Our goal is to make the playoffs next year; we’re going to have to make some changes to do it. We’re going to be a different team, Burke said this summer.
A glimpse at the Leafs roster after a busy offseason will illustrate a trend. While many may be quick to harp on the Leafs lack of offensive firepower, the truth is that offense was never really the issue. The issue turned out to be the lack of defensive cover for one of the many goalies thrown into the mix by Coach Ron Wilson.
Whether it was Vesa Toskala, Curtis Joseph, Justin Pogge or Martin Gerber, there was only so much these goalies could do as the last line of defence. After finishing the season with a measly 81 points, their lowest point total since the post-lockout era, it was time for the team to undergo a wholesale change.
Gone is defenseman Pavel Kubina, who was shipped to the Atlanta Thrashers in exchange for Garnet Exelby and Colin Stuart (who was later traded to the Calgary Flames). But even while Burke was active on the trade front, his biggest moves were made via free agency. Added to a blue line already bolstering the likes of standout rookie Luke Schenn and Tomas Kaberle, the addition of former Montreal Canadien Mike Komisarek and former Anaheim Duck Francois Beauchemin give the leafs a bolder, tougher and grittier look. Upfront, the addition of former New York Ranger Colton Orr ensures that the offense will be well protected.
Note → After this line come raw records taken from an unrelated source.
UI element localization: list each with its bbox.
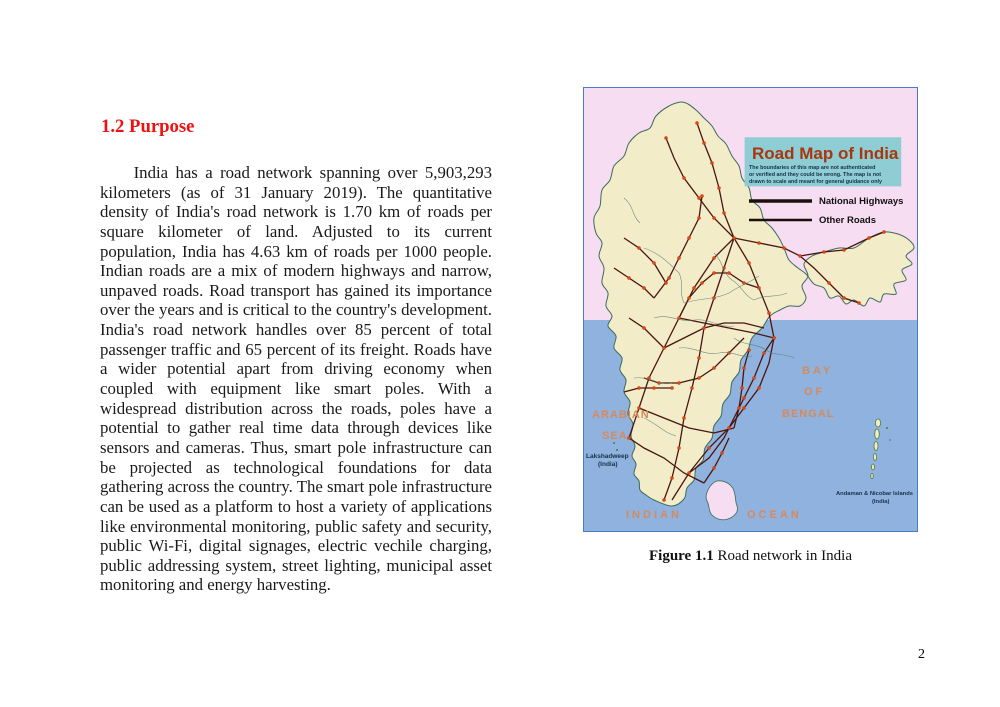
svg-text:BAY: BAY bbox=[802, 365, 833, 377]
svg-text:Road Map of India: Road Map of India bbox=[752, 144, 899, 163]
svg-text:BENGAL: BENGAL bbox=[782, 408, 834, 420]
svg-text:SEA: SEA bbox=[602, 430, 628, 442]
svg-text:Other Roads: Other Roads bbox=[819, 215, 876, 226]
svg-text:(India): (India) bbox=[598, 461, 618, 468]
svg-text:ARABIAN: ARABIAN bbox=[592, 409, 650, 421]
svg-text:OF: OF bbox=[804, 386, 825, 398]
svg-text:(India): (India) bbox=[872, 499, 889, 505]
svg-text:or verified and they could be: or verified and they could be wrong. The… bbox=[749, 172, 881, 178]
svg-text:National Highways: National Highways bbox=[819, 196, 903, 207]
svg-text:The boundaries of this map: The boundaries of this map are not authe… bbox=[749, 165, 875, 171]
svg-text:Andaman & Nicobar Islands: Andaman & Nicobar Islands bbox=[836, 491, 913, 497]
svg-text:OCEAN: OCEAN bbox=[747, 509, 802, 521]
svg-text:Lakshadweep: Lakshadweep bbox=[586, 453, 629, 460]
svg-text:INDIAN: INDIAN bbox=[626, 509, 682, 521]
svg-text:drawn to scale and meant for g: drawn to scale and meant for general gui… bbox=[749, 179, 882, 185]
I like a lot of hitting. I like a lot of fighting. We have a passive group. All year long, when a trainer was on the ice – it was always our trainer — that really bothered me. It will be a more hostile group in the fall, said Burke.
Just as the Burke rebuild begins to take shape, it is important to remember that Rome was not built in a day. And with a more hostile group ready and willing to fight for their place among the NHLs elite, hope and patience is needed across Leaf Nation if the Maple Leafs want to re-live the glory days of past eras.